In the fall of 1592, Greenwood was temporarily released and lived in Southwalk with Roger Rippon. Several hundred of the separatists and members of the Secret Church of London who were released fled to Holland and settled in Amsterdam . Greenwood met again with members of this group, which alarmed the bishops amid rumors of the spread of separatism. In December 1592 he was arrested again and taken back to Fleet Prison.

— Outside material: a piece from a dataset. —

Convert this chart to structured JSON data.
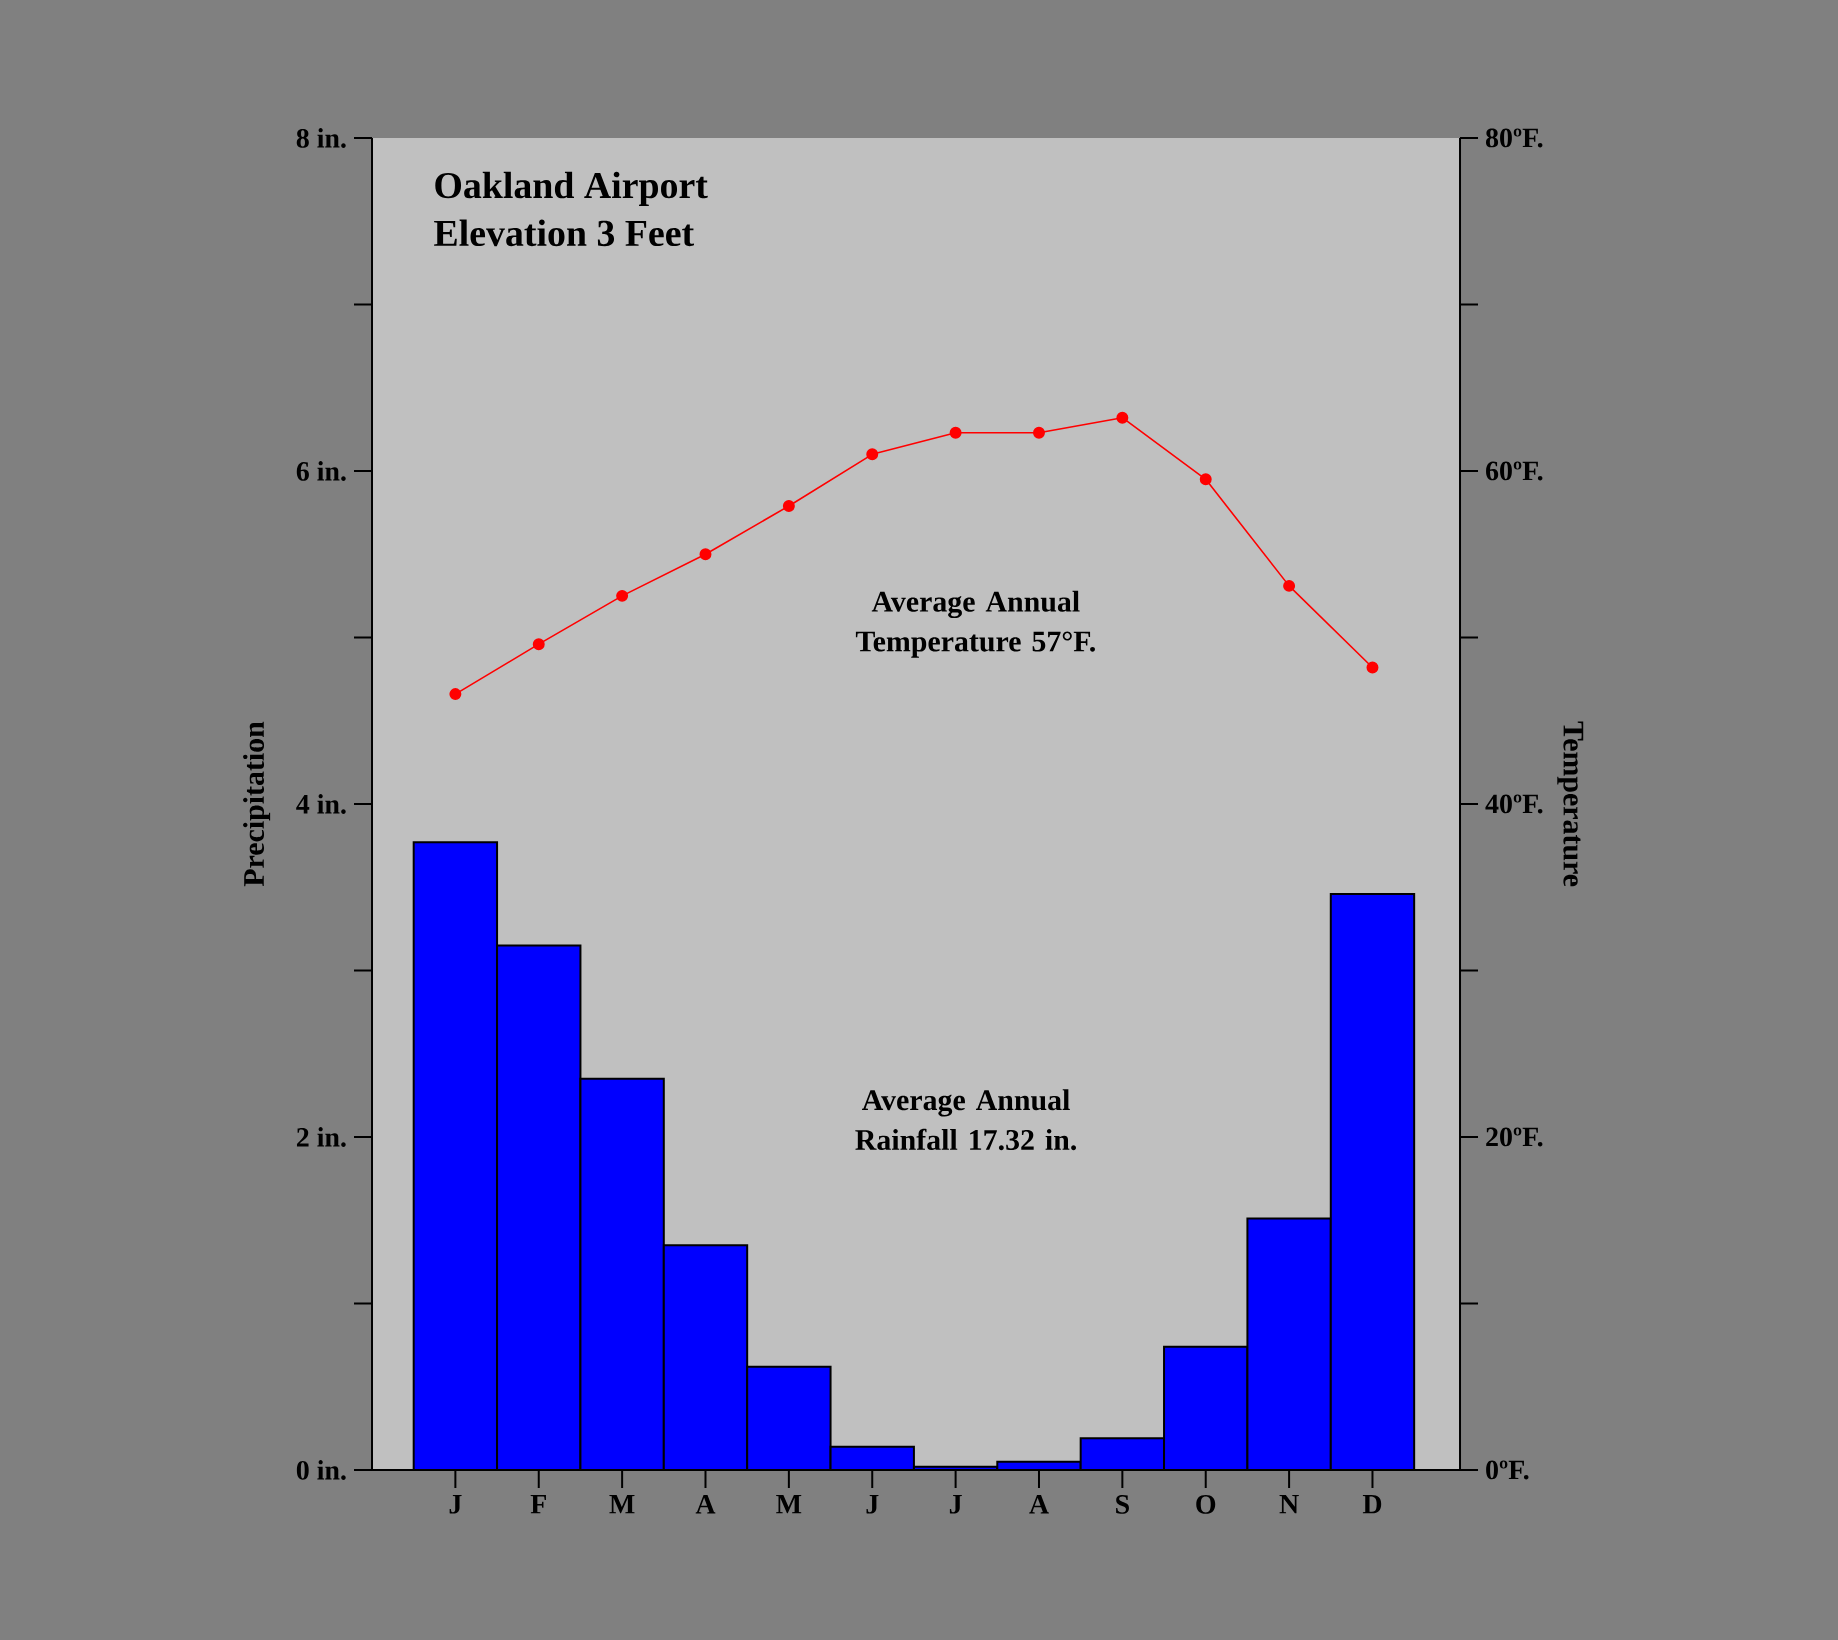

From March 1593 the trial began in the Old Bailey against Greenwood and Barrowe, which they finally sentenced to death on charges of “ devising and circulating seditious books ” (German: “Publication and edition of seditious books”). Their "seduction" consisted in denying the queen's ecclesiastical supremacy and attacking the ecclesiastical order and having had the book A Brief Description of the False Church printed.

literature

  • Henry Barrow, John Greenwood, John Penry: The examinations of Henry Barrowe John Grenewood and John Penrie, before the high commissioners, and Lordes of the Counsel. Penned by the prisoners themselues before their deathes . 1596, OCLC 1049089513 .
  • Benjamin Brook: John Greenwood . In: The lives of the Puritans: containing a biographical account of those divines who distinguished themselves in the cause of religious liberty, from the reformation under Queen Elizabeth, to the Act of uniformity in 1662 . tape 2 . James Black, London 1813, p. 23–44 ( Textarchiv - Internet Archive ).
  • HM Dexter: Congregationalism during the last three hundred years; The England and Holland of the Pilgrims. Catholic Encyclopedia 1880.
  • Charles Lethbridge Kingsford:  Greenwood, John (d.1593) . In: Leslie Stephen, Sidney Lee (Eds.): Dictionary of National Biography . Volume 23:  Gray - Haighton. , MacMillan & Co, Smith, Elder & Co., New York City / London 1890, pp. 84 - 85 (English).
  • FJ Powicke: Henry Barrow, Separatist (1550? -1593) and the Exiled Church of Amsterdam, (1593-1622). James Clarke and Co, London 1900.
  • Greenwood, John . In: Encyclopædia Britannica . 11th edition. tape 12 : Gichtel - harmonium . London 1910, p. 555 (English, full text [ Wikisource ]).
  • LH Carlson: The Writings of John Greenwood and Henry Barrow, 1591–1593. Volume 6, George Allen and Unwin, London 1970.

Web links

Individual evidence

  1. Greenwood, John . In: Encyclopædia Britannica . 11th edition. tape 12 : Gichtel - harmonium . London 1910, p. 555 (English, full text [ Wikisource ]).
  2. ^ Charles Lethbridge Kingsford:  Greenwood, John (d.1593) . In: Leslie Stephen, Sidney Lee (Eds.): Dictionary of National Biography . Volume 23:  Gray - Haighton. , MacMillan & Co, Smith, Elder & Co., New York City / London 1890, pp. 84 - 85 (English).